HB 913 requires Florida condo and cooperative associations to create and maintain online accounts with the state Division of Condominiums, updated annually with current board, inspection, and reserve information. The law expanded the official records list to include individual bank statements, ledgers, and required affidavits. Associations must post new official records to their website within 30 days of creation. Video conference meetings must be recorded and stored as official records for seven years. Consult qualified legal counsel for guidance specific to your community.
Does Florida HB 913 apply to HOAs?
Most provisions of HB 913 apply specifically to condominium and cooperative associations. Some CAM licensing requirements may apply more broadly. HOA boards and managers should review the full bill text and consult a Florida community association attorney to understand what applies to their specific community.
What are the CAM requirements under HB 913?
Under HB 913, all licensed CAMs must maintain an online account with the DBPR identifying their employer, the communities they serve, and relevant service details. Updates must be made within 30 days of any change. CAMs with revoked licenses are barred from owning, working for, or holding any position in a community association management firm for 10 years from the date of revocation.
When did HB 913 take effect in Florida?
Most provisions of HB 913 took effect July 1, 2025. The online account creation requirement for associations had a deadline of October 1, 2025. CAMs must update their DBPR accounts within 30 days of any service or employment change on an ongoing basis.
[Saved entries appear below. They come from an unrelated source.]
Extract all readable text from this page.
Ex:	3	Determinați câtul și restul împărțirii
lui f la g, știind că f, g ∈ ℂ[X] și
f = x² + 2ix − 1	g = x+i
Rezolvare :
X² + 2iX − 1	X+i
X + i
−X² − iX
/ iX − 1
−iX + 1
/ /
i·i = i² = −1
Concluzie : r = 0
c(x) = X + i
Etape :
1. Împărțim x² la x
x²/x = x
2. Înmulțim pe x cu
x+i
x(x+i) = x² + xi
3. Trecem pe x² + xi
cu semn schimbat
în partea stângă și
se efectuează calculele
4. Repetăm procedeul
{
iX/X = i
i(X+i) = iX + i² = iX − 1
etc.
Why do community associations struggle with documentation?
Most Florida associations have historically managed resident applications and board approvals through email, PDF attachments, and spreadsheets. These tools do not create centralized records, consistent audit trails, or real-time visibility. Documentation is assembled manually after the fact rather than created automatically as part of the process. As HB 913 raises the expectation for organized, accessible records, that gap becomes a real operational problem.
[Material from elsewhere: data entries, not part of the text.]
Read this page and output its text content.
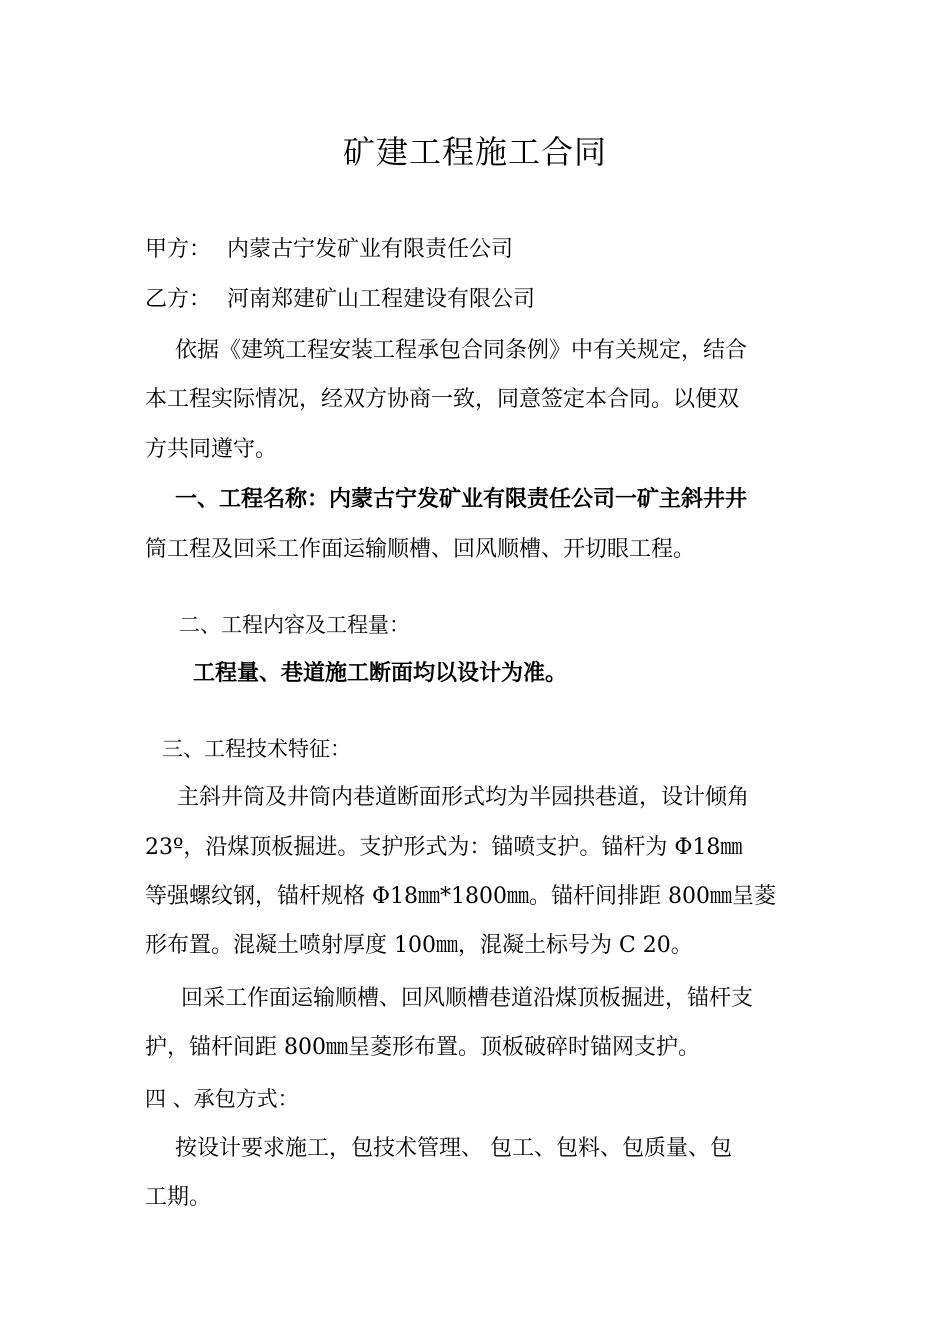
矿建工程施工合同
甲方： 内蒙古宁发矿业有限责任公司
乙方： 河南郑建矿山工程建设有限公司
依据《建筑工程安装工程承包合同条例》中有关规定，结合
本工程实际情况，经双方协商一致，同意签定本合同。以便双
方共同遵守。
一、工程名称：内蒙古宁发矿业有限责任公司一矿主斜井井
筒工程及回采工作面运输顺槽、回风顺槽、开切眼工程。
二、工程内容及工程量：
工程量、巷道施工断面均以设计为准。
三、工程技术特征：
主斜井筒及井筒内巷道断面形式均为半园拱巷道，设计倾角
23º，沿煤顶板掘进。支护形式为：锚喷支护。锚杆为 Φ18㎜
等强螺纹钢，锚杆规格 Φ18㎜*1800㎜。锚杆间排距 800㎜呈菱
形布置。混凝土喷射厚度 100㎜，混凝土标号为 C 20。
回采工作面运输顺槽、回风顺槽巷道沿煤顶板掘进，锚杆支
护，锚杆间距 800㎜呈菱形布置。顶板破碎时锚网支护。
四 、承包方式：
按设计要求施工，包技术管理、 包工、包料、包质量、包
工期。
How can CAMs reduce manual documentation work without adding more steps?
A centralized resident onboarding platform eliminates most of the manual steps that create documentation gaps. When applications, document collection, identity verification, background checks, and board approvals all happen inside one system, records are created automatically as part of the workflow. There is no separate step to archive documents, update status trackers, or compile files for board review.
What is a digital approval workflow for HOA and condo boards?
A digital approval workflow gives board members structured access to applicant files, screening results, and supporting documentation through a dedicated board portal. Instead of receiving documents by email and making decisions across separate conversations, boards review everything organized in one view, record their votes with timestamps, and leave a clear audit trail of each decision. The CAM does not have to compile or distribute materials manually before each board review.
Where can I read the official text of Florida HB 913?
The full bill text and legislative history are available on the Florida Senate's official HB 913 page. For questions about how HB 913 applies to your specific association, consult a licensed Florida community association attorney or contact the DBPR directly.